This weekend I have faced a lot of fears. I'm sure it was good for me.
On Saturday I went to 'Go Ape'. I got there looked up at the platforms and thought to myself 'oh, that's not so bad, it's not as high as I thought it would be'. That's not precisely what I thought when I got up to the top of the rope ladder. Looking down at that point may have been a mistake.
But I made it round, I jumped off platforms, and walked along wires and wooden logs at some stupid height above the ground. After the first half hour I began to enjoy it, when I realised that there was a fair chance that I might not die. Problem is now that when I think back to it and remember what things looked like from half way up a tree I'm inclined to get more scared of the memory than I was of the experience at the time.
Ho hum, I never said I was normal.
I also have some beautifully coloured bruises (I didn't have to be rescued, but I was definitely the most obviously injured member of the group).
So then on Sunday I was going to have a nice quiet day..? No. Red Cross duty in the morning and Red Cross Assembly in the evening. The Assembly started with a wonderful conversation in setup.
J - Are you sure the mic is on?
me - Yes, it's definitely coming out this speaker
J - Are you sure?
me - Yes, it's definitely coming out this speaker
J - So is it on now?
me - Yes, it's definitely coming out this speaker
J - Is it loud enough?
me - Yes
J - Can they hear it over there?
me - Yes, it's definitely coming out this speaker
At this point I apprently became the expert on the sound system. This is amusing on two levels: 1) I really hate microphones. 2) I tend to look at electronics and cause them to die. It's a miracle it all worked out.
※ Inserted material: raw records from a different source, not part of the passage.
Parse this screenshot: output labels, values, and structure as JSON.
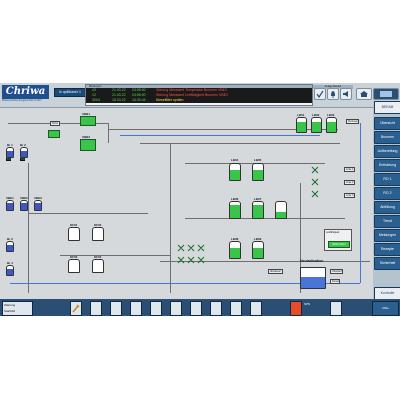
{
  "header": {
    "logo": "Chriwa",
    "logo_sub": "Wasseraufbereitungstechnik GmbH",
    "user": "ln optMonex 1",
    "messages_caption": "Meldungen",
    "status_caption": "Anlage Betrieb",
    "messages": [
      {
        "nr": "43",
        "date": "21.03.22",
        "time": "03:55:00",
        "text": "Störung Messwert Temperatur Brunnen VBE2"
      },
      {
        "nr": "12",
        "date": "21.03.22",
        "time": "03:55:00",
        "text": "Störung Messwert Leitfähigkeit Brunnen VBE2"
      },
      {
        "nr": "3004",
        "date": "18.03.22",
        "time": "16:30:44",
        "text": "Kieselfilter spülen"
      }
    ]
  },
  "nav": {
    "top": "BEEAB",
    "items": [
      "Übersicht",
      "Brunnen",
      "Aufbereitung",
      "Enthärtung",
      "RO 1",
      "RO 2",
      "Abfüllung",
      "Trend",
      "Meldungen",
      "Rezepte",
      "Sicherheit"
    ],
    "bottom": "Kontrolle"
  },
  "plant": {
    "pumps_left": [
      "Br 1",
      "Br 2",
      "Br 3",
      "Br 4"
    ],
    "vessels": [
      "VBE1",
      "VBE2",
      "VBE3"
    ],
    "filters": [
      "KF01",
      "KF02",
      "KF03",
      "KF04"
    ],
    "vbb_top": [
      "VBB1",
      "VBB2"
    ],
    "ro_top": [
      "LB01",
      "LB02",
      "LB03"
    ],
    "ro_mid": [
      "LB04",
      "LB05",
      "LB06",
      "LB07"
    ],
    "ro_bottom": [
      "LB08",
      "LB09",
      "LB10"
    ],
    "flow_out": "Permeat",
    "lines": [
      "Linie 1",
      "Linie 2",
      "Linie 3"
    ],
    "neutral_title": "Neutralisation",
    "neutral_box": "Leitfähigkeit",
    "neutral_value": "0000 µS/cm",
    "outlet_label": "Abwasser",
    "kanal": "Kanal",
    "ueberlauf": "Überlauf"
  },
  "footer": {
    "left": "Wartung",
    "left2": "Startbild",
    "center": "SPS",
    "right": "Mitte"
  },
  "colors": {
    "nav_button": "#2b5f8f",
    "tank_fill": "#39c44a",
    "water_line": "#4a74d6",
    "display_text": "#50e050"
  }
}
Then it got worse when the President started asking me for advice on public speaking in from of the expected 150 people, as apparently I looked calm, collected and like I knew what I was doing. I'm glad I looked like that. I was also presenting, but presenting someone elses words. This meant a lot of rewriting an hour before hand to turn it into something that I could say without tripping over myself, and without offending the author. Given that I hate presenting from scripts, or with anything in my hands this was never going to be much fun, and talking to about 200 (as it turned out) from a script, with a microphone in one hand, does roughly come under my heading of 'things to avoid at all costs'. And there wasn't even any chocolate to be had.
Still, I survived. Apparently it came across well, and lots of people now know me as 'The one who's deserting us'.
So I've spent a lot of this weekend scared, a fair amount high on adrenaline. Like I said, I'm sure it was good for me, but maybe a quiet few weeks would be nice now.